You may really need the money, or you may be mentally spending the money before it comes in, but that cash will disappear into the dark of night without a trace.
Failure to engage
I let anyone book a strategy session with me, and mostly people are very respectful of my time and show up for the calls.
However, there are the exceptions who somehow can’t manage to add the event to their calendar automatically (or manually copy and paste the information), miss the reminder email, and don’t show up for the call.
It doesn’t happen very often, but when it does, it’s really annoying.
Sometimes I get an apology email.
More often, I never hear from the person again.
Failure to buy
After doing this for 10 years, I know when a prospect says certain things, they won’t be buying my services.
I know this even as they are saying, “Catherine, I definitely want to work with you!”
Or even, “Please send me the payment link.”
It may be they realized they really don’t have the money, or perhaps they simply got cold feet.
But as a small business owner who has to hunt what I eat, this part of running a business is brutal.
We went through a discovery call together, we identified the issues I could help them with, we agreed we were a good fit to work together, and we talked about the investment. I knew I could help them!
I usually follow up a few times, but they’re gone.
Failure to renew
Recently, I had a particularly frustrating experience with a happy client who raved about my coaching and ended every call saying, “Let me know when we’re finished with this package and I’ll go buy the next one.”
I was lulled into a false sense of security, assuming that by exceeding expectations, he would happily continue working with me.
I was wrong.
He said he hadn’t seen my email and would purchase the package that evening.

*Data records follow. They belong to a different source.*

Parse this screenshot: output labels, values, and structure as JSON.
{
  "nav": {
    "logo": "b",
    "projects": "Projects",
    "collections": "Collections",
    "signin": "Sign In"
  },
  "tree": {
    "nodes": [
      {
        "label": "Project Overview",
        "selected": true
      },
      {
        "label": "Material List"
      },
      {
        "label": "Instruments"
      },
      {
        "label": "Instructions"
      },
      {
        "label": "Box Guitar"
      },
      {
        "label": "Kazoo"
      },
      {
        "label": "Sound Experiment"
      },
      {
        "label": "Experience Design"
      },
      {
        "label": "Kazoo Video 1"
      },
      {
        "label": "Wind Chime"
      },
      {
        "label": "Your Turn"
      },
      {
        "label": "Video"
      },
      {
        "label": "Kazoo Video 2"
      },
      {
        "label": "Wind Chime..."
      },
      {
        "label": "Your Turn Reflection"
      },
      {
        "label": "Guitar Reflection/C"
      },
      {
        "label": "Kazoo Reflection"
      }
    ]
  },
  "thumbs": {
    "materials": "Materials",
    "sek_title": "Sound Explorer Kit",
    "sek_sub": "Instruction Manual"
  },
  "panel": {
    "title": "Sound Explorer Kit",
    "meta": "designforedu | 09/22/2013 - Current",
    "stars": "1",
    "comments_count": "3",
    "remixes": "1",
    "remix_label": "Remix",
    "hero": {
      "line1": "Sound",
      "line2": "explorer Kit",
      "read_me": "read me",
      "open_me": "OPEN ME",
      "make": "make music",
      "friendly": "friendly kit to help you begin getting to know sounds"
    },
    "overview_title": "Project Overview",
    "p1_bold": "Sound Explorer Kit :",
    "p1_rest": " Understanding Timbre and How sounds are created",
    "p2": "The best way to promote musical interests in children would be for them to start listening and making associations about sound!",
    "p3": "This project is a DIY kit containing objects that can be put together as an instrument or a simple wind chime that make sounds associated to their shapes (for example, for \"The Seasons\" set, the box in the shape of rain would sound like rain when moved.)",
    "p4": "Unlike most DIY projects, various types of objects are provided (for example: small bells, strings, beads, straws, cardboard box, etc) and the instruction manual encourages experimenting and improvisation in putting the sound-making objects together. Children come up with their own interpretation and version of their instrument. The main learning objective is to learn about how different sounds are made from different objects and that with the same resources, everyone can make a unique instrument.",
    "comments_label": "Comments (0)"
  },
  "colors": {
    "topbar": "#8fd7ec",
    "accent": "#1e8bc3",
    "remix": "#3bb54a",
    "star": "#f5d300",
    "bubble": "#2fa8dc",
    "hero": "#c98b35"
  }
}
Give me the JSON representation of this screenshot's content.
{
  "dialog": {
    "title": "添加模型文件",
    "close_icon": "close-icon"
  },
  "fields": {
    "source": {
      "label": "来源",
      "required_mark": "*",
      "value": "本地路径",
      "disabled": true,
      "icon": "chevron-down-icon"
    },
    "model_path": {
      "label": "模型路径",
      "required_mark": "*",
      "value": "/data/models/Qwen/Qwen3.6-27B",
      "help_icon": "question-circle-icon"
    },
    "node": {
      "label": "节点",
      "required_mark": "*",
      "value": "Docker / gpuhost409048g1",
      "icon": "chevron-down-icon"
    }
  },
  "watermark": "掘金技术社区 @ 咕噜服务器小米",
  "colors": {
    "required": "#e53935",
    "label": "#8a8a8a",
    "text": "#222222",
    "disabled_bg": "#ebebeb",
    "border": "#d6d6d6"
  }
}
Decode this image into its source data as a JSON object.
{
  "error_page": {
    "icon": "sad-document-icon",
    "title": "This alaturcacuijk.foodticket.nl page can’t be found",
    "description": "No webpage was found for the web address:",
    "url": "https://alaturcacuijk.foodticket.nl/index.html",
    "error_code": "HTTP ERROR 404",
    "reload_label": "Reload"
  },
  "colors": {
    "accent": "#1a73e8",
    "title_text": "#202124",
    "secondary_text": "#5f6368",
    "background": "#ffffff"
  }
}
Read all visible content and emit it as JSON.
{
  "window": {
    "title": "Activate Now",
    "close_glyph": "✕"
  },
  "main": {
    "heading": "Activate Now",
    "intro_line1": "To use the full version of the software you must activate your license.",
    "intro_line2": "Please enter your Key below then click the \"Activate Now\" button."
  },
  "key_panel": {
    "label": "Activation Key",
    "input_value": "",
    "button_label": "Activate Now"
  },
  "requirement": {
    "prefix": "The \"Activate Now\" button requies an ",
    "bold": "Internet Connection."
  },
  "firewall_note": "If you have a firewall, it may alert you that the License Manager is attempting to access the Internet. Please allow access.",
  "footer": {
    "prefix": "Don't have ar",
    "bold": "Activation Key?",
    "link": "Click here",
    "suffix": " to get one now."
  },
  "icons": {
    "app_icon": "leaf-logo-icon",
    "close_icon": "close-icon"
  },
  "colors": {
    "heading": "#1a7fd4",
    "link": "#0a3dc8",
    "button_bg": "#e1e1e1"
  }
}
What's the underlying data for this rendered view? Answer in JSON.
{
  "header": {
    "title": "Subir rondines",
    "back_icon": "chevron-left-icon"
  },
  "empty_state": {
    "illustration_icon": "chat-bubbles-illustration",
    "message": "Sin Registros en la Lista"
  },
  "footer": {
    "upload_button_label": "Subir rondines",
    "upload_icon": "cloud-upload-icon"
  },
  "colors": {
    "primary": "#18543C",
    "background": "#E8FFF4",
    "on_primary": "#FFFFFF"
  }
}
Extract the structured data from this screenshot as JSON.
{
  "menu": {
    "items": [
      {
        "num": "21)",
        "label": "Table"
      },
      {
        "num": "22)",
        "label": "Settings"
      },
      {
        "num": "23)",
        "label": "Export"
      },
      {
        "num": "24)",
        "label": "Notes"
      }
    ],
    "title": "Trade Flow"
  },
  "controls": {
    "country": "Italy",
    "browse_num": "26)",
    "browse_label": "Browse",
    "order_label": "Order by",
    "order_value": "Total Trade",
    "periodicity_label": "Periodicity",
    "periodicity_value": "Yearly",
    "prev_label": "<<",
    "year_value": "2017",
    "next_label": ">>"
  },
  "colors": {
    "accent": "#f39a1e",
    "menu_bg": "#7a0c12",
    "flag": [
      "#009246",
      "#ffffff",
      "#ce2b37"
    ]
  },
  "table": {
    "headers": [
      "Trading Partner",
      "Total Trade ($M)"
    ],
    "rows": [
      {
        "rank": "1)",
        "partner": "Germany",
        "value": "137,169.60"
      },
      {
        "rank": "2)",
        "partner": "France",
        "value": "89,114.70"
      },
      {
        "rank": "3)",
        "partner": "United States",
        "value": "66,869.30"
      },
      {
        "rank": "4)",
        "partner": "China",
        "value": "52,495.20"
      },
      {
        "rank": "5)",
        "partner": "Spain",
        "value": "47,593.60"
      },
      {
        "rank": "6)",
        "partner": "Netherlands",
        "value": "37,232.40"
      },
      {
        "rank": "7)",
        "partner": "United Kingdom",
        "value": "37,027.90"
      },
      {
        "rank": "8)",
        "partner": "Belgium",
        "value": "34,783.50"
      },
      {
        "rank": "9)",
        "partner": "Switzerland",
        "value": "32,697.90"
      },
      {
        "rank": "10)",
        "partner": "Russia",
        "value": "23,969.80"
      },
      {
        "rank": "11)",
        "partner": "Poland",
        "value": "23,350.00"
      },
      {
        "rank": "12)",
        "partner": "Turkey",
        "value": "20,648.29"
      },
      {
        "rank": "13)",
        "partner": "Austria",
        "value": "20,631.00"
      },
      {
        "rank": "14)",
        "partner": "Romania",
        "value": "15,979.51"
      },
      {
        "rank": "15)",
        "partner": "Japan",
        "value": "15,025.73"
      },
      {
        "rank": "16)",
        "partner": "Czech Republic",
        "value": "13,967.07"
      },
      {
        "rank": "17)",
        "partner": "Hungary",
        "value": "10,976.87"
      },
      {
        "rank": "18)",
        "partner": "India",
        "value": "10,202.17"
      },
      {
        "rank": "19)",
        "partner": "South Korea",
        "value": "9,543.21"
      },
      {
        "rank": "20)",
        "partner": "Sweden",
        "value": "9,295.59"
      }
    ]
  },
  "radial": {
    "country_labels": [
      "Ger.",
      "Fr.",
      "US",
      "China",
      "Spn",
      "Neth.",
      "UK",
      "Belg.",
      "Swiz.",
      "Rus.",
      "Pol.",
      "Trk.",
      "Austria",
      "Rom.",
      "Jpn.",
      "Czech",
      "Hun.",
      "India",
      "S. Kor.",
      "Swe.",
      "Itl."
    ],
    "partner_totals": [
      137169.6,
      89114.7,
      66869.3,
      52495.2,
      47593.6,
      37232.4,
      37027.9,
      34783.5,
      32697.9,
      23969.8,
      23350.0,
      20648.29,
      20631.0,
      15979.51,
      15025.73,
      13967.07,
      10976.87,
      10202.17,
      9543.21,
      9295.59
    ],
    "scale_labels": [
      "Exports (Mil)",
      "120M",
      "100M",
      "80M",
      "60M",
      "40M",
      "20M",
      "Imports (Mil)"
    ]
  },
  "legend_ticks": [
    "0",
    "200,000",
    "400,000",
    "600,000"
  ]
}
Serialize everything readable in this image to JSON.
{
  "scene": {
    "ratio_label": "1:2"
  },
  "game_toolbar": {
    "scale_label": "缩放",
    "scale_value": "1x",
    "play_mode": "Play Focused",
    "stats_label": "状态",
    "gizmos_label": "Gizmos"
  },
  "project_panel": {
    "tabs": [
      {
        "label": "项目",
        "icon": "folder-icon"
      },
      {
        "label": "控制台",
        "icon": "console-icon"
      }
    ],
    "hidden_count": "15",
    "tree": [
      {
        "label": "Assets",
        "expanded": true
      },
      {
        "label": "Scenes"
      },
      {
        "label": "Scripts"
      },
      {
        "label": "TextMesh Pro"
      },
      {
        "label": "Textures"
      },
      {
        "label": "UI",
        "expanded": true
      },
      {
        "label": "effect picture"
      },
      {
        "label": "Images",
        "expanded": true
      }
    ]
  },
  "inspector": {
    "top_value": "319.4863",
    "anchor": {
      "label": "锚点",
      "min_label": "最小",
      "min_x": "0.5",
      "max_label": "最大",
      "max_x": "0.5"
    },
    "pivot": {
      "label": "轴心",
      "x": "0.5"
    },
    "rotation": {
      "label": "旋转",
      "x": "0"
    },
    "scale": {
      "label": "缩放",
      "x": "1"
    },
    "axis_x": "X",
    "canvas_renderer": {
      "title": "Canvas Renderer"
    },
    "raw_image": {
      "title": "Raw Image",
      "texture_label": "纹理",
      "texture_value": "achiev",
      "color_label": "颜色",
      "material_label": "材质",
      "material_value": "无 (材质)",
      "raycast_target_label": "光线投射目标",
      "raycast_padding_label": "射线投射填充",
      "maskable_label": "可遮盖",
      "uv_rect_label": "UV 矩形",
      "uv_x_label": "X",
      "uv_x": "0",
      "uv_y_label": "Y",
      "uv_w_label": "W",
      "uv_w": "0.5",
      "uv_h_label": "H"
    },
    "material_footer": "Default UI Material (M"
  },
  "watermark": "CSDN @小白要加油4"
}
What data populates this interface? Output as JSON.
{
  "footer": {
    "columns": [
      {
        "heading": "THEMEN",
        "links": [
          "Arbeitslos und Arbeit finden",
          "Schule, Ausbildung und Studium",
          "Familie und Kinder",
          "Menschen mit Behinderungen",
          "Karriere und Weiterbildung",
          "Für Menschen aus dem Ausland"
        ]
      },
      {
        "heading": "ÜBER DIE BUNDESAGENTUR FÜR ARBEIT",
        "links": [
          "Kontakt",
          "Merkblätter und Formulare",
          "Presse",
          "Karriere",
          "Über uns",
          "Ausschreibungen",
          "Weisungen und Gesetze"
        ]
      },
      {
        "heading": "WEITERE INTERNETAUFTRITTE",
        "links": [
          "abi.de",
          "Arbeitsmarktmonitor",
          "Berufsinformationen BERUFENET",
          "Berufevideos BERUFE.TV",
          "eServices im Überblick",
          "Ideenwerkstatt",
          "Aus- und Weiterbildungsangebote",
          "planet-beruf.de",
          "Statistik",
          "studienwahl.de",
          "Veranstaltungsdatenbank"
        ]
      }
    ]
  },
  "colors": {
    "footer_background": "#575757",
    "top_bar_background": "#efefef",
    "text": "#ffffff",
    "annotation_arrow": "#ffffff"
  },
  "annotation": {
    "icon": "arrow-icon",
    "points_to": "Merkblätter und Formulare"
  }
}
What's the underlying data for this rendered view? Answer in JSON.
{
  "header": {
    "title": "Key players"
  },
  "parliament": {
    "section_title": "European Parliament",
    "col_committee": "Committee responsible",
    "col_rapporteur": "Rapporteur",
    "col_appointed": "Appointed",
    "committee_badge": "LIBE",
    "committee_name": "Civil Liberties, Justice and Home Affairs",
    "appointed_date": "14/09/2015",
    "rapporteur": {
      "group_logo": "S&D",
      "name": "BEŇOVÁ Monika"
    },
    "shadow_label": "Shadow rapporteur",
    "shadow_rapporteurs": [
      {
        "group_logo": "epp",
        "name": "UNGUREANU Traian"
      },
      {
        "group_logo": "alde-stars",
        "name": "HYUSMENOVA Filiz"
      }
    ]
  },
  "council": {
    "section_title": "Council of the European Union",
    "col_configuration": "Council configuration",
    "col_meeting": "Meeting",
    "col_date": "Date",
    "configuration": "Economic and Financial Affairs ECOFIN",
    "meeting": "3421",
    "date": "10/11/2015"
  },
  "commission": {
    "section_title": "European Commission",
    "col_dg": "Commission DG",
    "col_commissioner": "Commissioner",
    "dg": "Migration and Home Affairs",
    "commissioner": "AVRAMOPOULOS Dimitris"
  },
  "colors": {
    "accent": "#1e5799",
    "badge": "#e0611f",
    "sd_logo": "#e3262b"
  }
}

I followed up and got no response.
A few weeks later, I followed up again.
A few weeks later, I got an apology email and another commitment to purchase the package the following week.
That didn’t happen either.
I was ghosted.
So, the old adage “Don’t count your chickens before they’re hatched” applies here.
Mostly, people who say they are going to buy will follow through, but some won’t – even after they have experienced your best work.
You’ve been tricked – so give yourself a treat and move on.